Ren’s mouth tilts down. “I’ve never…liked talking to you about other women, relationships, whatever it is.

And look, for a while it was just because I thought I liked you in a way that would eventually go away.

” He lifts a hand, rakes it through his hair once.

“But I realized it’s because I was comparing all of them to you.

Trying to find someone who made me feel like you do. But no one is you.”

Hannah’s words from Sasha’s wedding night echo through me. Such a good fit for you. “What about Amanda?” I ask.

Ren nods, looks down at the sand between his legs. “After what happened between us, I thought maybe it could be her. I hoped it could be, because if it couldn’t, then I had to be pathetic, right? I’m just someone who’s been in love with my best friend since forever and can’t get over it.”

The revelation races over my skin before settling somewhere deep in me. “Since forever?” I ask.

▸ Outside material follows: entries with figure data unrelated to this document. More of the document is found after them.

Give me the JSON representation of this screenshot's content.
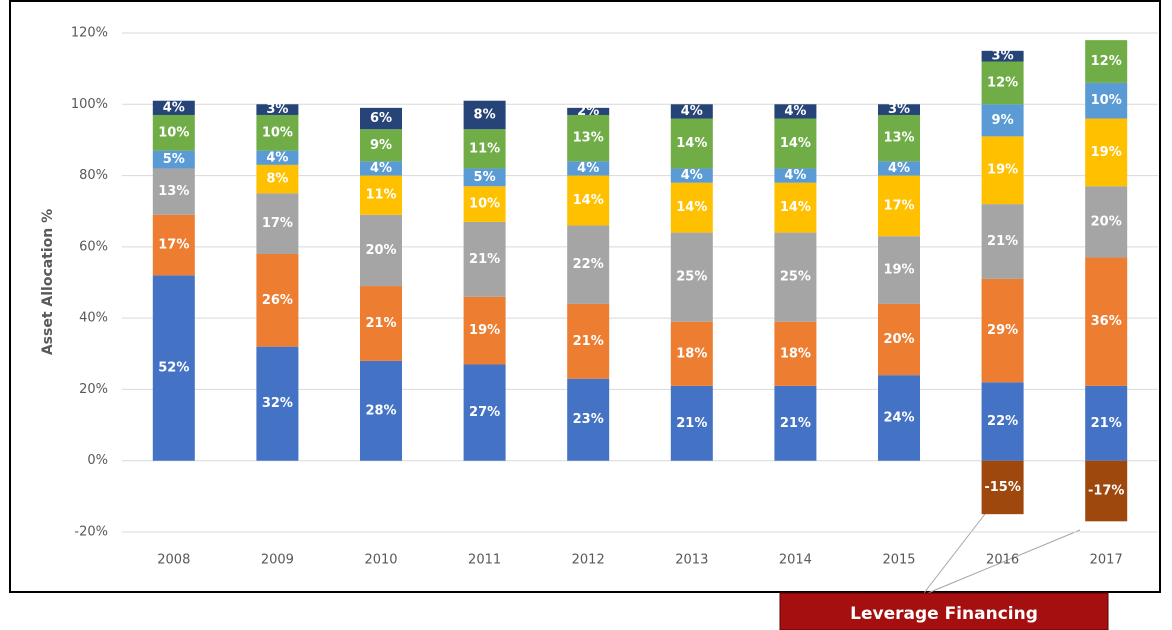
{
  "chart_data": {
    "type": "stacked_bar",
    "y_label": "Asset Allocation %",
    "annotation": "Leverage Financing",
    "categories": [
      "2008",
      "2009",
      "2010",
      "2011",
      "2012",
      "2013",
      "2014",
      "2015",
      "2016",
      "2017"
    ],
    "ylim": [
      -20,
      120
    ],
    "yticks": [
      {
        "value": -20,
        "label": "-20%"
      },
      {
        "value": 0,
        "label": "0%"
      },
      {
        "value": 20,
        "label": "20%"
      },
      {
        "value": 40,
        "label": "40%"
      },
      {
        "value": 60,
        "label": "60%"
      },
      {
        "value": 80,
        "label": "80%"
      },
      {
        "value": 100,
        "label": "100%"
      },
      {
        "value": 120,
        "label": "120%"
      }
    ],
    "grid": true,
    "series": [
      {
        "color": "#4472c4",
        "values": [
          52,
          32,
          28,
          27,
          23,
          21,
          21,
          24,
          22,
          21
        ],
        "value_labels": [
          "52%",
          "32%",
          "28%",
          "27%",
          "23%",
          "21%",
          "21%",
          "24%",
          "22%",
          "21%"
        ]
      },
      {
        "color": "#ed7d31",
        "values": [
          17,
          26,
          21,
          19,
          21,
          18,
          18,
          20,
          29,
          36
        ],
        "value_labels": [
          "17%",
          "26%",
          "21%",
          "19%",
          "21%",
          "18%",
          "18%",
          "20%",
          "29%",
          "36%"
        ]
      },
      {
        "color": "#a5a5a5",
        "values": [
          13,
          17,
          20,
          21,
          22,
          25,
          25,
          19,
          21,
          20
        ],
        "value_labels": [
          "13%",
          "17%",
          "20%",
          "21%",
          "22%",
          "25%",
          "25%",
          "19%",
          "21%",
          "20%"
        ]
      },
      {
        "color": "#ffc000",
        "values": [
          null,
          8,
          11,
          10,
          14,
          14,
          14,
          17,
          19,
          19
        ],
        "value_labels": [
          null,
          "8%",
          "11%",
          "10%",
          "14%",
          "14%",
          "14%",
          "17%",
          "19%",
          "19%"
        ]
      },
      {
        "color": "#5b9bd5",
        "values": [
          5,
          4,
          4,
          5,
          4,
          4,
          4,
          4,
          9,
          10
        ],
        "value_labels": [
          "5%",
          "4%",
          "4%",
          "5%",
          "4%",
          "4%",
          "4%",
          "4%",
          "9%",
          "10%"
        ]
      },
      {
        "color": "#70ad47",
        "values": [
          10,
          10,
          9,
          11,
          13,
          14,
          14,
          13,
          12,
          12
        ],
        "value_labels": [
          "10%",
          "10%",
          "9%",
          "11%",
          "13%",
          "14%",
          "14%",
          "13%",
          "12%",
          "12%"
        ]
      },
      {
        "color": "#264478",
        "values": [
          4,
          3,
          6,
          8,
          2,
          4,
          4,
          3,
          3,
          null
        ],
        "value_labels": [
          "4%",
          "3%",
          "6%",
          "8%",
          "2%",
          "4%",
          "4%",
          "3%",
          "3%",
          null
        ]
      },
      {
        "color": "#9e480e",
        "values": [
          null,
          null,
          null,
          null,
          null,
          null,
          null,
          null,
          -15,
          -17
        ],
        "value_labels": [
          null,
          null,
          null,
          null,
          null,
          null,
          null,
          null,
          "-15%",
          "-17%"
        ]
      }
    ]
  }
}
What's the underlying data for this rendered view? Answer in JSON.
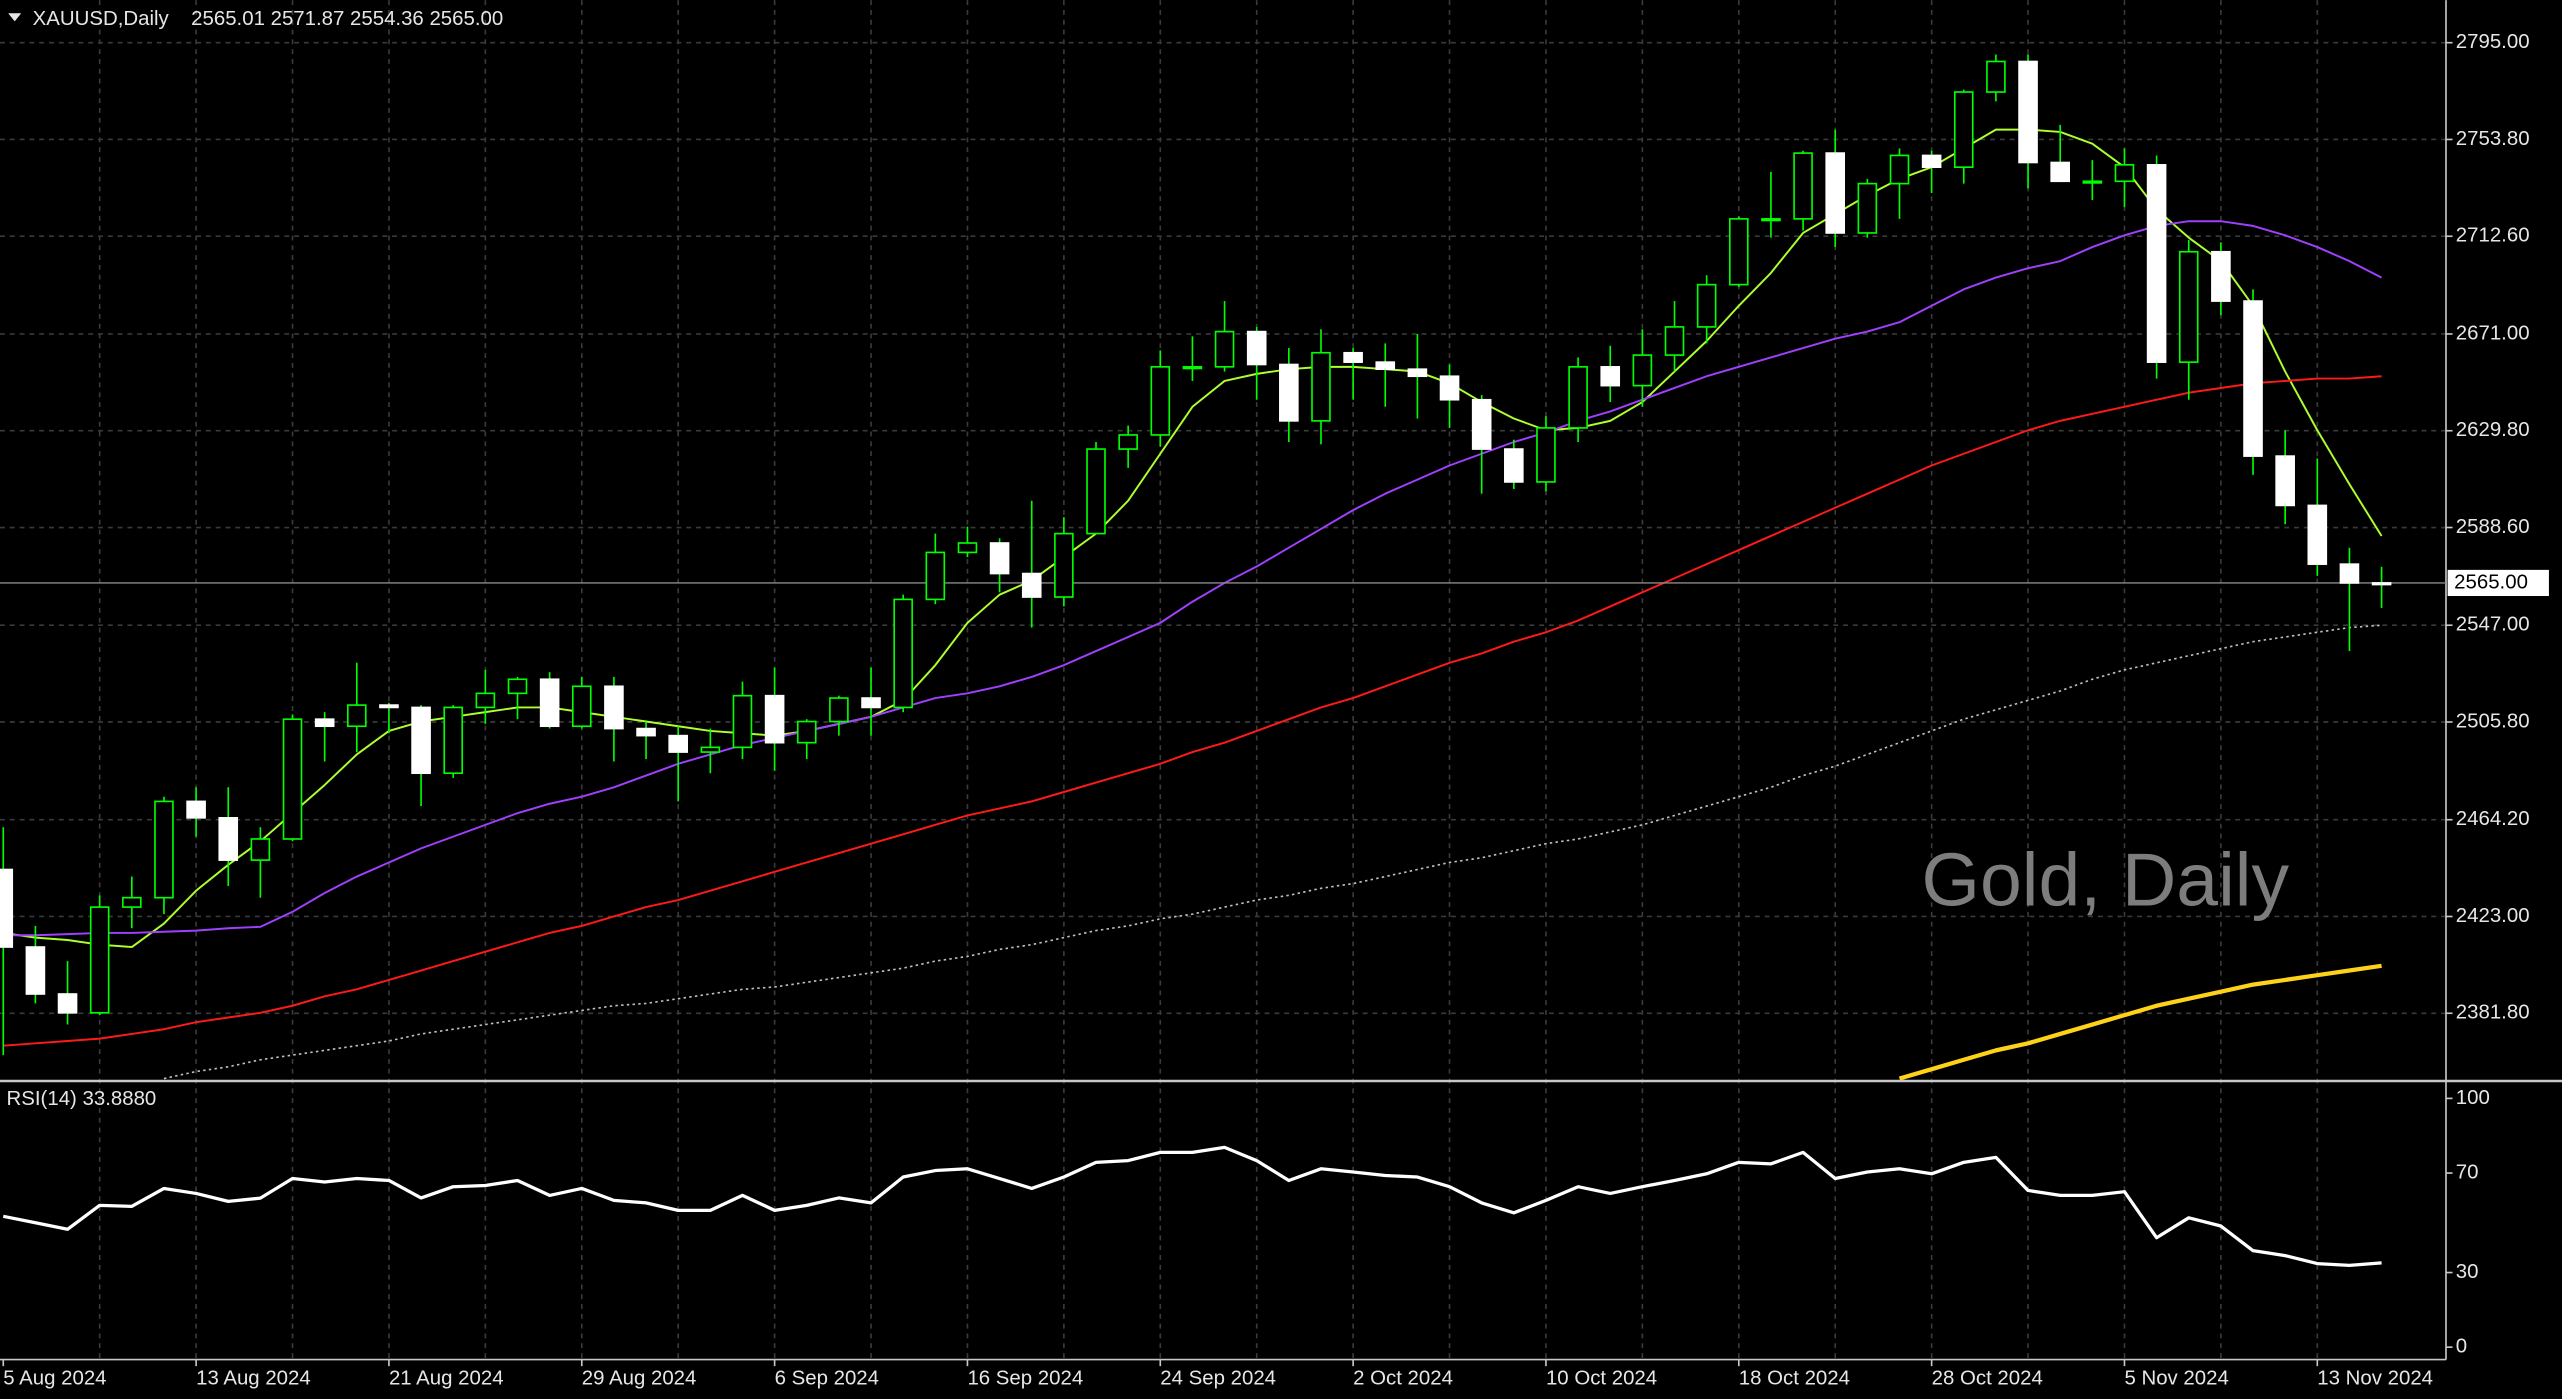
{
  "chart_data": [
    {
      "type": "candlestick",
      "header": {
        "symbol": "XAUUSD,Daily",
        "ohlc": "2565.01 2571.87 2554.36 2565.00"
      },
      "watermark": "Gold, Daily",
      "categories": [
        "5 Aug 2024",
        null,
        null,
        null,
        null,
        null,
        "13 Aug 2024",
        null,
        null,
        null,
        null,
        null,
        "21 Aug 2024",
        null,
        null,
        null,
        null,
        null,
        "29 Aug 2024",
        null,
        null,
        null,
        null,
        null,
        "6 Sep 2024",
        null,
        null,
        null,
        null,
        null,
        "16 Sep 2024",
        null,
        null,
        null,
        null,
        null,
        "24 Sep 2024",
        null,
        null,
        null,
        null,
        null,
        "2 Oct 2024",
        null,
        null,
        null,
        null,
        null,
        "10 Oct 2024",
        null,
        null,
        null,
        null,
        null,
        "18 Oct 2024",
        null,
        null,
        null,
        null,
        null,
        "28 Oct 2024",
        null,
        null,
        null,
        null,
        null,
        "5 Nov 2024",
        null,
        null,
        null,
        null,
        null,
        "13 Nov 2024",
        null,
        null
      ],
      "open": [
        2443,
        2410,
        2390,
        2382,
        2427,
        2431,
        2472,
        2465,
        2447,
        2456,
        2507,
        2504,
        2513,
        2512,
        2484,
        2512,
        2518,
        2524,
        2504,
        2521,
        2503,
        2500,
        2493,
        2495,
        2517,
        2497,
        2506,
        2516,
        2512,
        2558,
        2578,
        2582,
        2569,
        2559,
        2586,
        2622,
        2628,
        2657,
        2657,
        2672,
        2658,
        2634,
        2663,
        2659,
        2656,
        2653,
        2643,
        2622,
        2608,
        2631,
        2657,
        2649,
        2662,
        2674,
        2692,
        2720,
        2720,
        2748,
        2714,
        2735,
        2747,
        2742,
        2774,
        2787,
        2744,
        2736,
        2736,
        2743,
        2659,
        2706,
        2685,
        2619,
        2598,
        2573,
        2565.01
      ],
      "high": [
        2461,
        2419,
        2404,
        2432,
        2440,
        2474,
        2478,
        2478,
        2461,
        2509,
        2510,
        2531,
        2514,
        2513,
        2513,
        2528,
        2525,
        2527,
        2525,
        2525,
        2506,
        2504,
        2503,
        2523,
        2529,
        2507,
        2517,
        2529,
        2560,
        2586,
        2589,
        2584,
        2600,
        2593,
        2625,
        2632,
        2664,
        2670,
        2685,
        2674,
        2665,
        2673,
        2665,
        2667,
        2671,
        2658,
        2645,
        2626,
        2636,
        2661,
        2666,
        2673,
        2685,
        2696,
        2721,
        2740,
        2749,
        2758,
        2737,
        2750,
        2749,
        2775,
        2790,
        2790,
        2760,
        2745,
        2750,
        2747,
        2711,
        2710,
        2690,
        2630,
        2618,
        2580,
        2571.87
      ],
      "low": [
        2364,
        2386,
        2377,
        2381,
        2418,
        2424,
        2457,
        2436,
        2431,
        2455,
        2489,
        2493,
        2501,
        2470,
        2482,
        2505,
        2507,
        2503,
        2503,
        2489,
        2490,
        2472,
        2484,
        2490,
        2485,
        2490,
        2500,
        2500,
        2510,
        2556,
        2576,
        2561,
        2546,
        2555,
        2586,
        2614,
        2623,
        2651,
        2655,
        2643,
        2625,
        2624,
        2643,
        2640,
        2635,
        2631,
        2603,
        2605,
        2604,
        2625,
        2642,
        2640,
        2655,
        2667,
        2691,
        2712,
        2715,
        2708,
        2712,
        2720,
        2731,
        2735,
        2770,
        2733,
        2736,
        2728,
        2725,
        2652,
        2643,
        2679,
        2611,
        2590,
        2568,
        2536,
        2554.36
      ],
      "close": [
        2410,
        2390,
        2382,
        2427,
        2431,
        2472,
        2465,
        2447,
        2456,
        2507,
        2504,
        2513,
        2512,
        2484,
        2512,
        2518,
        2524,
        2504,
        2521,
        2503,
        2500,
        2493,
        2495,
        2517,
        2497,
        2506,
        2516,
        2512,
        2558,
        2578,
        2582,
        2569,
        2559,
        2586,
        2622,
        2628,
        2657,
        2657,
        2672,
        2658,
        2634,
        2663,
        2659,
        2656,
        2653,
        2643,
        2622,
        2608,
        2631,
        2657,
        2649,
        2662,
        2674,
        2692,
        2720,
        2720,
        2748,
        2714,
        2735,
        2747,
        2742,
        2774,
        2787,
        2744,
        2736,
        2736,
        2743,
        2659,
        2706,
        2685,
        2619,
        2598,
        2573,
        2565,
        2565.0
      ],
      "up_color": "#00ff00",
      "down_color": "#ffffff",
      "series": [
        {
          "color": "#adff2f",
          "style": "solid",
          "values": [
            2416,
            2414,
            2413,
            2411,
            2410,
            2420,
            2434,
            2445,
            2455,
            2467,
            2479,
            2492,
            2502,
            2506,
            2508,
            2510,
            2512,
            2512,
            2510,
            2508,
            2506,
            2504,
            2502,
            2501,
            2500,
            2502,
            2505,
            2508,
            2515,
            2530,
            2548,
            2560,
            2566,
            2576,
            2586,
            2600,
            2620,
            2640,
            2651,
            2654,
            2656,
            2657,
            2657,
            2656,
            2655,
            2650,
            2642,
            2635,
            2630,
            2631,
            2634,
            2642,
            2655,
            2668,
            2683,
            2697,
            2714,
            2722,
            2730,
            2737,
            2742,
            2750,
            2758,
            2758,
            2757,
            2752,
            2742,
            2724,
            2712,
            2702,
            2683,
            2655,
            2630,
            2607,
            2585
          ]
        },
        {
          "color": "#a040ff",
          "style": "solid",
          "values": [
            2415,
            2415,
            2415.5,
            2416,
            2416,
            2416.5,
            2417,
            2418,
            2418.6,
            2425,
            2433,
            2440,
            2446,
            2452,
            2457,
            2462,
            2467,
            2471,
            2474,
            2478,
            2483,
            2488,
            2492,
            2496,
            2499,
            2502,
            2505,
            2508,
            2512,
            2516,
            2518,
            2521,
            2525,
            2530,
            2536,
            2542,
            2548,
            2557,
            2565,
            2572,
            2580,
            2588,
            2596,
            2603,
            2609,
            2615,
            2620,
            2625,
            2629,
            2634,
            2638,
            2643,
            2648,
            2653,
            2657,
            2661,
            2665,
            2669,
            2672,
            2676,
            2683,
            2690,
            2695,
            2699,
            2702,
            2708,
            2713,
            2717,
            2719,
            2719,
            2717,
            2713,
            2708,
            2702,
            2695
          ]
        },
        {
          "color": "#ff1a1a",
          "style": "solid",
          "values": [
            2368,
            2369,
            2370,
            2371,
            2373,
            2375,
            2378,
            2380,
            2382,
            2385,
            2389,
            2392,
            2396,
            2400,
            2404,
            2408,
            2412,
            2416,
            2419,
            2423,
            2427,
            2430,
            2434,
            2438,
            2442,
            2446,
            2450,
            2454,
            2458,
            2462,
            2466,
            2469,
            2472,
            2476,
            2480,
            2484,
            2488,
            2493,
            2497,
            2502,
            2507,
            2512,
            2516,
            2521,
            2526,
            2531,
            2535,
            2540,
            2544,
            2549,
            2555,
            2561,
            2567,
            2573,
            2579,
            2585,
            2591,
            2597,
            2603,
            2609,
            2615,
            2620,
            2625,
            2630,
            2634,
            2637,
            2640,
            2643,
            2646,
            2648,
            2650,
            2651,
            2652,
            2652,
            2653
          ]
        },
        {
          "color": "#c0c0c0",
          "style": "dotted",
          "values": [
            null,
            null,
            null,
            null,
            null,
            2354,
            2357,
            2359,
            2362,
            2364,
            2366,
            2368,
            2370,
            2373,
            2375,
            2377,
            2379,
            2381,
            2383,
            2385,
            2386,
            2388,
            2390,
            2392,
            2393,
            2395,
            2397,
            2399,
            2401,
            2404,
            2406,
            2409,
            2411,
            2414,
            2417,
            2419,
            2422,
            2424,
            2427,
            2430,
            2432,
            2435,
            2437,
            2440,
            2443,
            2446,
            2448,
            2451,
            2454,
            2456,
            2459,
            2462,
            2466,
            2470,
            2474,
            2478,
            2483,
            2487,
            2492,
            2497,
            2502,
            2507,
            2511,
            2515,
            2519,
            2524,
            2528,
            2531,
            2534,
            2537,
            2540,
            2542,
            2544,
            2546,
            2547
          ]
        },
        {
          "color": "#ffd21a",
          "style": "thick",
          "values": [
            null,
            null,
            null,
            null,
            null,
            null,
            null,
            null,
            null,
            null,
            null,
            null,
            null,
            null,
            null,
            null,
            null,
            null,
            null,
            null,
            null,
            null,
            null,
            null,
            null,
            null,
            null,
            null,
            null,
            null,
            null,
            null,
            null,
            null,
            null,
            null,
            null,
            null,
            null,
            null,
            null,
            null,
            null,
            null,
            null,
            null,
            null,
            null,
            null,
            null,
            null,
            null,
            null,
            null,
            null,
            null,
            null,
            null,
            null,
            2354,
            2358,
            2362,
            2366,
            2369,
            2373,
            2377,
            2381,
            2385,
            2388,
            2391,
            2394,
            2396,
            2398,
            2400,
            2402
          ]
        }
      ],
      "ylim": [
        2353.3,
        2813.1
      ],
      "yticks": [
        {
          "value": 2795,
          "label": "2795.00"
        },
        {
          "value": 2753.8,
          "label": "2753.80"
        },
        {
          "value": 2712.6,
          "label": "2712.60"
        },
        {
          "value": 2671,
          "label": "2671.00"
        },
        {
          "value": 2629.8,
          "label": "2629.80"
        },
        {
          "value": 2588.6,
          "label": "2588.60"
        },
        {
          "value": 2547,
          "label": "2547.00"
        },
        {
          "value": 2505.8,
          "label": "2505.80"
        },
        {
          "value": 2464.2,
          "label": "2464.20"
        },
        {
          "value": 2423,
          "label": "2423.00"
        },
        {
          "value": 2381.8,
          "label": "2381.80"
        }
      ],
      "price_line": {
        "value": 2565,
        "label": "2565.00"
      },
      "grid": true
    },
    {
      "type": "line",
      "title": "RSI(14) 33.8880",
      "color": "#ffffff",
      "values": [
        52.6,
        50,
        47.4,
        57,
        56.6,
        63.8,
        61.8,
        58.6,
        59.9,
        67.8,
        66.4,
        67.8,
        67,
        60,
        64.5,
        65,
        67,
        61,
        63.8,
        59,
        58,
        55,
        55,
        61,
        55,
        57,
        60,
        58,
        68.4,
        71,
        71.7,
        67.8,
        63.8,
        68.4,
        74.3,
        75,
        78.3,
        78.3,
        80.3,
        75,
        67,
        71.7,
        70.4,
        69,
        68.4,
        64.5,
        58,
        54,
        59,
        64.5,
        61.8,
        64.5,
        67,
        69.7,
        74.3,
        73.7,
        78.3,
        67.8,
        70.4,
        71.7,
        69.7,
        74.3,
        76.3,
        63,
        61,
        61,
        62.5,
        44,
        52,
        48.7,
        38.8,
        36.8,
        33.6,
        32.9,
        33.888
      ],
      "ylim": [
        -5,
        106
      ],
      "yticks": [
        100,
        70,
        30,
        0
      ]
    }
  ]
}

He looks up at me. “I started to feel it sometime in high school.”

I remember how overwhelming it was when my feelings dawned on me at Willow and Martin’s wedding. The thought that Ren had been carrying that alone for so much of our lives makes my chest hurt.

“But, Joni,” he says, “I knew you didn’t feel the same way, and yes, I’m still in love with you, I have been for so long, and I thought about telling you more than once.

Before you moved to New York, in Chicago before Lydia and Isaac’s wedding.

I should have told you in Boston. But I also love you.

Care about you more than anyone else. And I don’t want you to think our friendship was just some act. ”

I love him too, still, I know. I never stopped. I don’t think any amount of space or time could stop me from loving him. “I don’t think that,” I say emphatically. “I don’t think our friendship ever could be an act.”